The deletion strategy is independent of the choice of \(\mathcal{N}\), \(f\), \(g\), and \(\bar{w}\). All experiments in the higher-order sections use \(\mathcal{F} = \text{Original-DRESS}\), but \(\Delta\)-Motif-DRESS or \(\Delta\)-Cosine-DRESS are equally valid and may offer complementary expressiveness. See \(\Delta^k\)-DRESS for details.

k-Ego-DRESS¶

For each vertex \(v\), extract its \(k\)-hop ego network (the induced subgraph on all vertices within distance \(k\) from \(v\)) and run Original-DRESS on that subgraph independently. The graph fingerprint is the multiset of these \(n\) local fixed points.

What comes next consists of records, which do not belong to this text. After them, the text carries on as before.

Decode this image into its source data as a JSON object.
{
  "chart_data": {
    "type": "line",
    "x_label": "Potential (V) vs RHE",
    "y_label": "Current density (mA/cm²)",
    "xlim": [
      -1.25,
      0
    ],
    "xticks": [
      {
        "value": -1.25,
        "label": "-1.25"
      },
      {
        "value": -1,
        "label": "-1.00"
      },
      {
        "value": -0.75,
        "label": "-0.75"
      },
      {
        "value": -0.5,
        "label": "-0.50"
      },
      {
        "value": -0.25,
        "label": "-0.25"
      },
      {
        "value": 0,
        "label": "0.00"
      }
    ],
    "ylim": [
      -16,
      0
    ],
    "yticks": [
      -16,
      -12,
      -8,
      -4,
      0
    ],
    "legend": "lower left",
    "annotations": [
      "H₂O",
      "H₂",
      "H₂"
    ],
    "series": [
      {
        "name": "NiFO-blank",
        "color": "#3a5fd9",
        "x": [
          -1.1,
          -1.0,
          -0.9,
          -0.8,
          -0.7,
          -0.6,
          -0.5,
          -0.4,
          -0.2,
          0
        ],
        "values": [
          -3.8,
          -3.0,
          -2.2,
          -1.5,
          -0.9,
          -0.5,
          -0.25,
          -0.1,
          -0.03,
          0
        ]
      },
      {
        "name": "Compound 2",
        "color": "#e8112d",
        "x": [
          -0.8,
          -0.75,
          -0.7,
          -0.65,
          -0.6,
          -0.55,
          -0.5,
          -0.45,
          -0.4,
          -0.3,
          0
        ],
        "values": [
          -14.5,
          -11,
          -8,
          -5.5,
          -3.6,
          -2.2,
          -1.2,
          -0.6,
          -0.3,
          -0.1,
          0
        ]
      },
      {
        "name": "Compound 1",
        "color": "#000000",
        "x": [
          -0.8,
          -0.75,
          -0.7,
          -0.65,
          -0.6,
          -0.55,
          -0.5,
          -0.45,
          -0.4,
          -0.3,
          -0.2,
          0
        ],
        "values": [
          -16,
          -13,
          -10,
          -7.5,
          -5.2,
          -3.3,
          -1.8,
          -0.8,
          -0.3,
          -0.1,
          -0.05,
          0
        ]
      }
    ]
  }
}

Complexity: \(n \times \mathcal{O}(\text{DRESS}(N_k(v)))\). Extremely fast on sparse graphs where ego networks are small.
Expressiveness: Captures local structural variation that global DRESS averages out. On vertex-transitive graphs (e.g., Petersen), 2-hop Ego DRESS splits nodes into distinct structural classes based on their local neighborhood topology.